El 29 de mayo no es una fecha cualquiera en el calendario sanitario global; es el Día Mundial de la Salud Digestiva, una efeméride que nos invita a mirar hacia adentro, literalmente, y a prestar atención a uno de los sistemas más complejos y fundamentales de nuestro cuerpo. Institucionalizado en 2005 por la Organización Mundial de Gastroenterología (WGO), este día nació de una iniciativa irlandesa bajo el lema «Vive la buena vida: eres lo que comes». Desde entonces, la fecha —elegida en honor al aniversario de la fundación de la WGO— se ha convertido en un faro de concienciación sobre la prevención, el diagnóstico y el tratamiento de las afecciones que aquejan a nuestro aparato digestivo.
La salud digestiva es, a menudo, la gran olvidada hasta que deja de funcionar correctamente. En un mundo donde el ritmo de vida acelerado, el estrés y los hábitos alimenticios procesados son la norma, nuestro sistema gastrointestinal se convierte en el primer receptor de las consecuencias de nuestro estilo de vida. La WGO ha entendido esto a la perfección, dedicando cada año su labor a visibilizar un trastorno específico, transformando la información técnica en una herramienta de salud pública accesible para todos.
Para este año 2026, la campaña ha puesto el foco en un tema tan frecuente como incómodo: «Diarrea crónica: no ignores las señales». Este lema es un llamado urgente a la acción. A menudo, la diarrea crónica es minimizada por quienes la padecen, quienes tienden a normalizarla o a ocultarla por pura vergüenza, considerándola un mal pasajero o una simple reacción a algún alimento. Sin embargo, la campaña de este año busca derribar ese estigma social que rodea a los problemas intestinales. La realidad es que la diarrea persistente no es un síntoma que deba ignorarse; es una señal de alerta que nuestro cuerpo envía cuando algo más profundo está ocurriendo.
En muchas ocasiones, este síntoma es la manifestación externa de patologías de mayor envergadura que requieren un seguimiento médico riguroso. Enfermedades inflamatorias intestinales, como la colitis ulcerosa, condiciones autoinmunes como la enfermedad celíaca, o trastornos funcionales como el síndrome de intestino irritable, pueden esconderse detrás de esta señal. Ignorar estos avisos no solo prolonga el sufrimiento del paciente, sino que puede retrasar diagnósticos vitales que cambiarían drásticamente el pronóstico y la calidad de vida del individuo.
La importancia de este día radica, precisamente, en la educación.

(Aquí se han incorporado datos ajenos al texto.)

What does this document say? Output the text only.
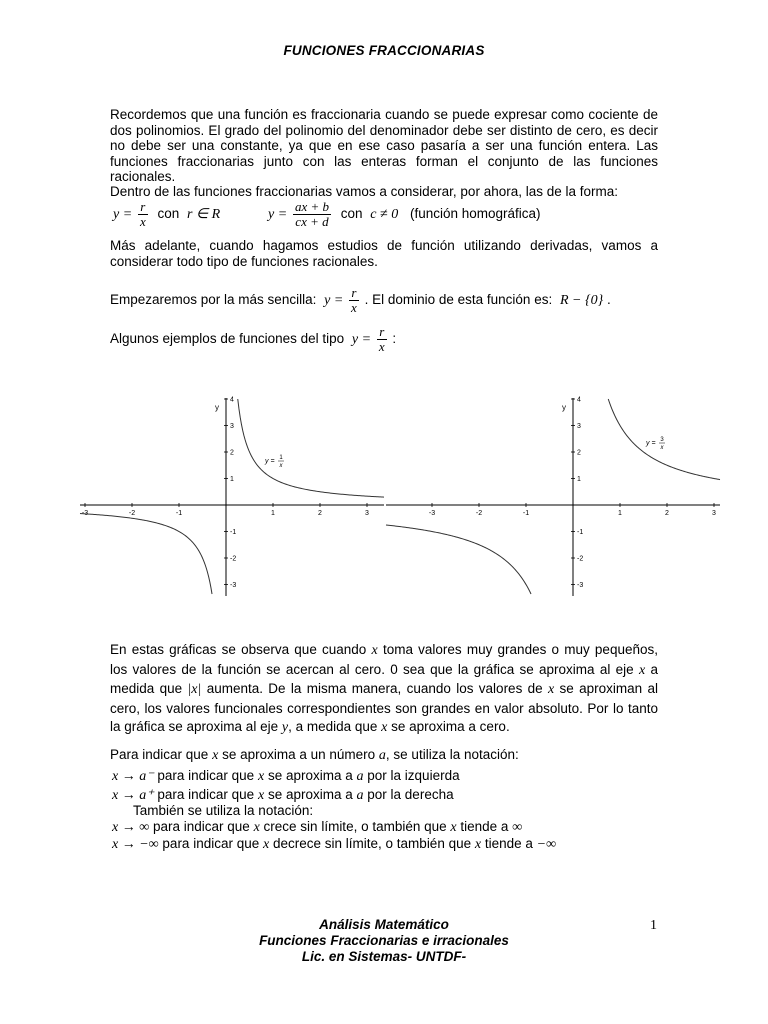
FUNCIONES FRACCIONARIAS
Recordemos que una función es fraccionaria cuando se puede expresar como cociente de dos polinomios. El grado del polinomio del denominador debe ser distinto de cero, es decir no debe ser una constante, ya que en ese caso pasaría a ser una función entera. Las funciones fraccionarias junto con las enteras forman el conjunto de las funciones racionales.
Dentro de las funciones fraccionarias vamos a considerar, por ahora, las de la forma:
$y = \frac{r}{x}$ con r ∈ R	$y = \frac{ax + b}{cx + d}$ con c ≠ 0 (función homográfica)
Más adelante, cuando hagamos estudios de función utilizando derivadas, vamos a considerar todo tipo de funciones racionales.
Empezaremos por la más sencilla: $y = \frac{r}{x}$ . El dominio de esta función es: R − {0} .
Algunos ejemplos de funciones del tipo $y = \frac{r}{x}$ :
-3	-2	-1	1	2	3
4
3
2
1
-1
-2
-3
y
y = 1
x
-3	-2	-1	1	2	3
4
3
2
1
-1
-2
-3
y
y = 3
x
En estas gráficas se observa que cuando x toma valores muy grandes o muy pequeños, los valores de la función se acercan al cero. 0 sea que la gráfica se aproxima al eje x a medida que |x| aumenta. De la misma manera, cuando los valores de x se aproximan al cero, los valores funcionales correspondientes son grandes en valor absoluto. Por lo tanto la gráfica se aproxima al eje y, a medida que x se aproxima a cero.
Para indicar que x se aproxima a un número a, se utiliza la notación:
x → a⁻ para indicar que x se aproxima a a por la izquierda
x → a⁺ para indicar que x se aproxima a a por la derecha
También se utiliza la notación:
x → ∞ para indicar que x crece sin límite, o también que x tiende a ∞
x → −∞ para indicar que x decrece sin límite, o también que x tiende a −∞
Análisis Matemático
Funciones Fraccionarias e irracionales
Lic. en Sistemas- UNTDF-
1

Al promover la consulta médica oportuna, la WGO nos recuerda que el bienestar comienza por entender cómo funciona nuestro cuerpo. La «buena vida» de la que hablaba aquel primer lema de 2005 no es solo comer bien, sino también saber escuchar cuando nuestro organismo nos pide ayuda. La salud digestiva es el pilar sobre el cual se sostiene nuestro bienestar general, ya que afecta desde nuestra absorción de nutrientes hasta nuestra salud mental y sistema inmunológico.
En conclusión, el Día Mundial de la Salud Digestiva es una invitación a romper el silencio. Este 29 de mayo nos recuerda que no hay nada de qué avergonzarse al hablar de síntomas digestivos. La prevención es nuestra mejor aliada y la información, nuestra mayor defensa. Si este año el mensaje es no ignorar las señales, hagamos eco de ello: escuchemos a nuestro cuerpo, busquemos ayuda profesional cuando sea necesario y prioricemos nuestra salud desde adentro hacia afuera.